Книга: Заповедными тропами
Назад: Глава третья ПО ГОРЯЧЕМУ СЛЕДУ
Дальше: Глава пятая ХОМЯКИ

Глава четвертая
НАВСЕГДА ЗАТИХШИЕ ЗВУКИ

Трудно бывает охотнику весной усидеть в городе. Когда после февральских морозов и мартовских метелей наступают солнечные, совсем теплые дни и ясные тихие вечера, с непреодолимой силой захочется ему вырваться за город и отстоять на лесной опушке вальдшнепиную тягу. Чудесное это время — настоящий праздник для городского охотника.
Не добычлива вальдшнепиная тяга. Под Москвой далеко не каждый выезд удается охотнику сделать удачный выстрел. Чаще он издали увидит летящего вальдшнепа, услышит его своеобразный весенний голос и после этого на долгое время живо сохранит в памяти тихий вечер, проведенный им на лесной опушке.
Многие, конечно, знают, что вальдшнепы — перелетные птицы. Осенью они задерживаются на своей родине до наступления заморозков, а затем отлетают к югу. Одни птицы перезимовывают на южном побережье Крыма и в Закавказье, другие летят дальше, достигая берегов Средиземного моря. Пройдет зима, стает снег, и вальдшнепы тронутся в обратный путь на свою далекую родину.
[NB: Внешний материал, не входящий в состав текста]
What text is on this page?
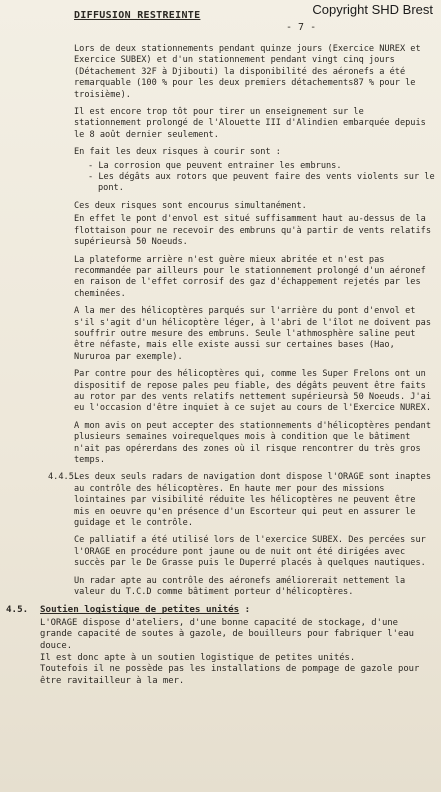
Copyright SHD Brest
DIFFUSION RESTREINTE
- 7 -

Lors de deux stationnements pendant quinze jours (Exercice NUREX et Exercice SUBEX) et d'un stationnement pendant vingt cinq jours (Détachement 32F à Djibouti) la disponibilité des aéronefs a été remarquable (100 % pour les deux premiers détachements87 % pour le troisième).

Il est encore trop tôt pour tirer un enseignement sur le stationnement prolongé de l'Alouette III d'Alindien embarquée depuis le 8 août dernier seulement.

En fait les deux risques à courir sont :

- La corrosion que peuvent entrainer les embruns.
- Les dégâts aux rotors que peuvent faire des vents violents sur le pont.

Ces deux risques sont encourus simultanément.

En effet le pont d'envol est situé suffisamment haut au-dessus de la flottaison pour ne recevoir des embruns qu'à partir de vents relatifs supérieursà 50 Noeuds.

La plateforme arrière n'est guère mieux abritée et n'est pas recommandée par ailleurs pour le stationnement prolongé d'un aéronef en raison de l'effet corrosif des gaz d'échappement rejetés par les cheminées.

A la mer des hélicoptères parqués sur l'arrière du pont d'envol et s'il s'agit d'un hélicoptère léger, à l'abri de l'îlot ne doivent pas souffrir outre mesure des embruns. Seule l'athmosphère saline peut être néfaste, mais elle existe aussi sur certaines bases (Hao, Nururoa par exemple).

Par contre pour des hélicoptères qui, comme les Super Frelons ont un dispositif de repose pales peu fiable, des dégâts peuvent être faits au rotor par des vents relatifs nettement supérieursà 50 Noeuds. J'ai eu l'occasion d'être inquiet à ce sujet au cours de l'Exercice NUREX.

A mon avis on peut accepter des stationnements d'hélicoptères pendant plusieurs semaines voirequelques mois à condition que le bâtiment n'ait pas opérerdans des zones où il risque rencontrer du très gros temps.

4.4.5.

Les deux seuls radars de navigation dont dispose l'ORAGE sont inaptes au contrôle des hélicoptères. En haute mer pour des missions lointaines par visibilité réduite les hélicoptères ne peuvent être mis en oeuvre qu'en présence d'un Escorteur qui peut en assurer le guidage et le contrôle.

Ce palliatif a été utilisé lors de l'exercice SUBEX. Des percées sur l'ORAGE en procédure pont jaune ou de nuit ont été dirigées avec succès par le De Grasse puis le Duperré placés à quelques nautiques.

Un radar apte au contrôle des aéronefs améliorerait nettement la valeur du T.C.D comme bâtiment porteur d'hélicoptères.

4.5. Soutien logistique de petites unités :

L'ORAGE dispose d'ateliers, d'une bonne capacité de stockage, d'une grande capacité de soutes à gazole, de bouilleurs pour fabriquer l'eau douce.

Il est donc apte à un soutien logistique de petites unités.

Toutefois il ne possède pas les installations de pompage de gazole pour être ravitailleur à la mer.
Пролет их совершается на зорях и ночью. Птицы покидают свои дневки в вечерние сумерки и, поднявшись на крылья, летят всю ночь до утреннего рассвета. И пока они пересекают южные безлесные части нашей страны, они летят торопливо, без голоса, так что и догадаться бывает трудно о вальдшнепином пролете. Но как только встретит вальдшнеп на своем пути первые участки настоящего леса, его полет становится совсем другой, необычный. Медленно взмахивая крыльями и всматриваясь в потемневшее мелколесье, зацыркает тогда вальдшнеп, захоркает, и эти своеобразные звуки наполнят тихий весенний вечер чарующей музыкой. Это и есть тяга. Как видите, она начинается еще во время пролета и после того, как вальдшнепы достигнут гнездовых мест, продолжается здесь до второй половины июня, а иногда и до начала июля. Но особенно хороша тяга в раннее весеннее время, когда деревья еще не покрыты листьями и прозрачный лес на вечерних зорях кажется окутанным голубовато-зеленой дымкой.

 

 

— Поедем сегодня, — как-то обратился ко мне один из моих сослуживцев. Вместо ответа я кивнул головой в знак согласия. При этом кратком разговоре как-то не возник вопрос, зачем ехать, куда ехать, — все и без лишних слов было ясно. Да и куда весной после работы могут стремиться охотники — конечно, только на тягу. Обычно я не езжу на эту охоту далеко от города: ведь вальдшнепы весной тянут повсюду, а при обильном пролете даже в парках, в черте самой столицы. Но иной раз так хочется побыть одному среди природы, не слышать шума многолюдного большого города.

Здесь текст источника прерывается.